Solved – Cross Validation for Ridge Regression

cross-validationregressionridge regression

I'm using ridge regression for calculating optimal weights of a set of scores. These scores are correlated so the usage of ridge regression is used for penalizing large values of weights. So the purpose of ridge regression is to find beta that minimize the following:

$$
\sum_i{(y_i – x^T_i\beta_i)^2} + \lambda \sum_j{\beta^2_j}
$$

My question is: How do I choose an optimal value for lambda, in the sense of cross validation?
I'm having trouble grasping this conceptually. In classification cross validation is straightforward- split the data into k folds, train on k-1 folds, predict on the last fold and average the prediction error over all folds. How does this work for regression? I can measure the sum of squared distances over each fold, but this is prone to noisy outliers. The reason for using ridge regression instead of standard regression in the first place was not to minimize this.
I looked into the following article but I still don't understand the general approach of using cross validation for choosing an optimal ridge regression model.

Best Answer

The concept is the same in the sense that you need a loss function that is minimized.
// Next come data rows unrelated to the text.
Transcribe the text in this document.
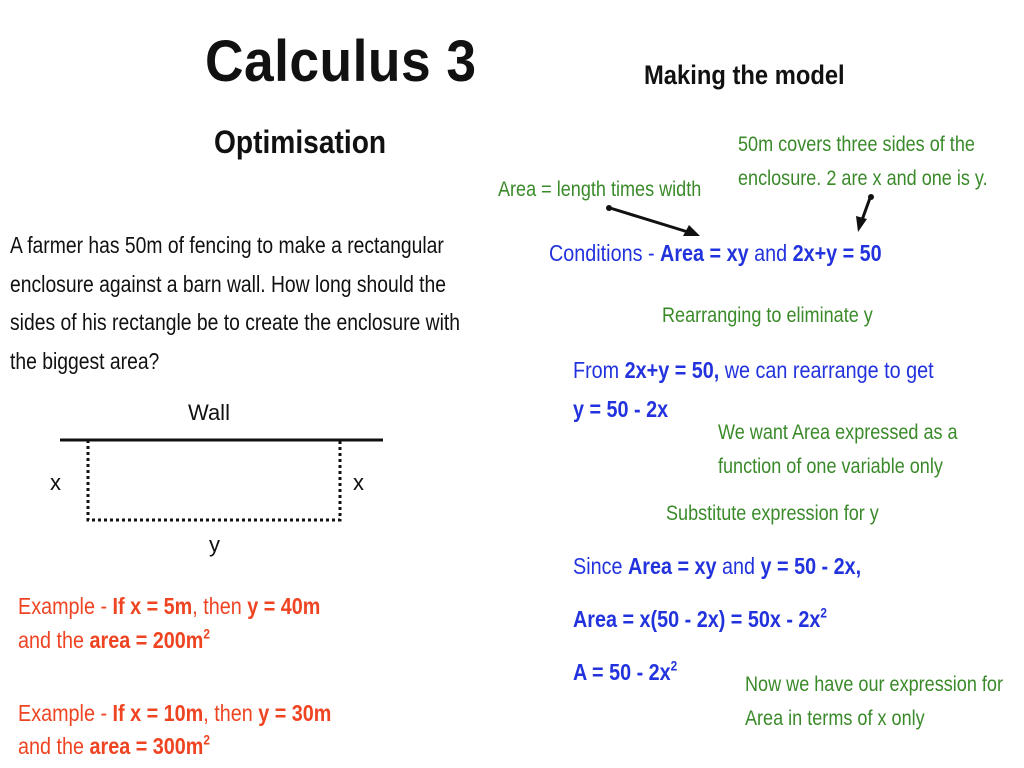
Calculus 3
Optimisation
A farmer has 50m of fencing to make a rectangular enclosure against a barn wall. How long should the sides of his rectangle be to create the enclosure with the biggest area?
Wall
x	x
y
Example - If x = 5m, then y = 40m
and the area = $200m^2$
Example - If x = 10m, then y = 30m
and the area = $300m^2$
Making the model
50m covers three sides of the enclosure. 2 are x and one is y.
Area = length times width
Conditions - Area = xy and 2x+y = 50
Rearranging to eliminate y
From 2x+y = 50, we can rearrange to get
y = 50 - 2x
We want Area expressed as a function of one variable only
Substitute expression for y
Since Area = xy and y = 50 - 2x,
Area = $x(50 - 2x) = 50x - 2x^2$
$A = 50 - 2x^2$
Now we have our expression for Area in terms of x only
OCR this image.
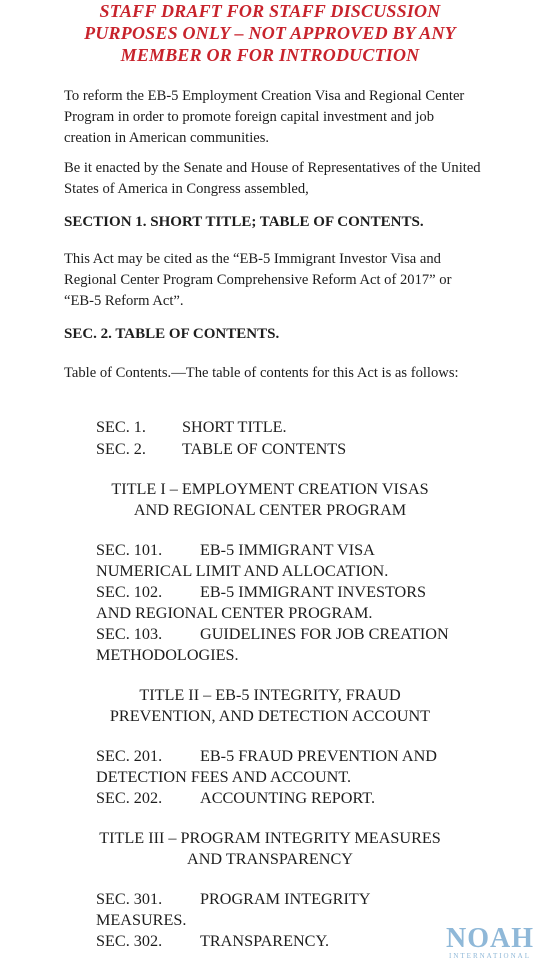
STAFF DRAFT FOR STAFF DISCUSSION
PURPOSES ONLY – NOT APPROVED BY ANY
MEMBER OR FOR INTRODUCTION
To reform the EB-5 Employment Creation Visa and Regional Center Program in order to promote foreign capital investment and job creation in American communities.
Be it enacted by the Senate and House of Representatives of the United States of America in Congress assembled,
SECTION 1. SHORT TITLE; TABLE OF CONTENTS.
This Act may be cited as the “EB-5 Immigrant Investor Visa and Regional Center Program Comprehensive Reform Act of 2017” or “EB-5 Reform Act”.
SEC. 2. TABLE OF CONTENTS.
Table of Contents.—The table of contents for this Act is as follows:
SEC. 1. SHORT TITLE.
SEC. 2. TABLE OF CONTENTS
TITLE I – EMPLOYMENT CREATION VISAS
AND REGIONAL CENTER PROGRAM
SEC. 101. EB-5 IMMIGRANT VISA
NUMERICAL LIMIT AND ALLOCATION.
SEC. 102. EB-5 IMMIGRANT INVESTORS
AND REGIONAL CENTER PROGRAM.
SEC. 103. GUIDELINES FOR JOB CREATION
METHODOLOGIES.
TITLE II – EB-5 INTEGRITY, FRAUD
PREVENTION, AND DETECTION ACCOUNT
SEC. 201. EB-5 FRAUD PREVENTION AND
DETECTION FEES AND ACCOUNT.
SEC. 202. ACCOUNTING REPORT.
TITLE III – PROGRAM INTEGRITY MEASURES
AND TRANSPARENCY
SEC. 301. PROGRAM INTEGRITY
MEASURES.
SEC. 302. TRANSPARENCY.	NOAH
INTERNATIONAL
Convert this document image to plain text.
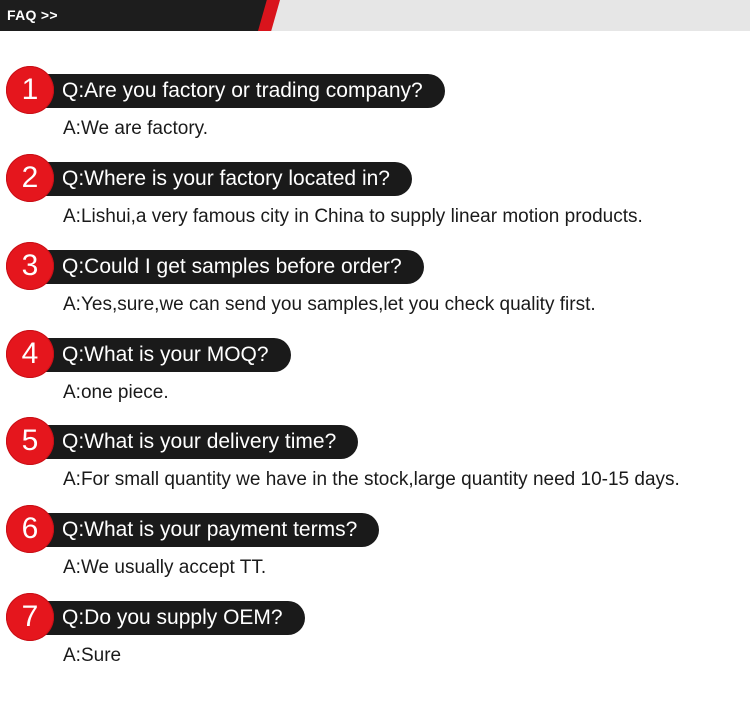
FAQ >>
Q:Are you factory or trading company?
1
A:We are factory.
Q:Where is your factory located in?
2
A:Lishui,a very famous city in China to supply linear motion products.
Q:Could I get samples before order?
3
A:Yes,sure,we can send you samples,let you check quality first.
Q:What is your MOQ?
4
A:one piece.
Q:What is your delivery time?
5
A:For small quantity we have in the stock,large quantity need 10-15 days.
Q:What is your payment terms?
6
A:We usually accept TT.
Q:Do you supply OEM?
7
A:Sure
Yes, MSE reacts to outliers. But you can use any other loss function that suits your needs better: e.g. mean average error puts less weight on grossly wrong predictions. But there are many other possibilities, see e.g. The Elements of Statistical Learning.

As a side note: neither is classifier optimization as straightforward as you state: average prediction error is not a /proper scoring rule/, so minimizing it doesn't guarantee you that you end up with the optimal model.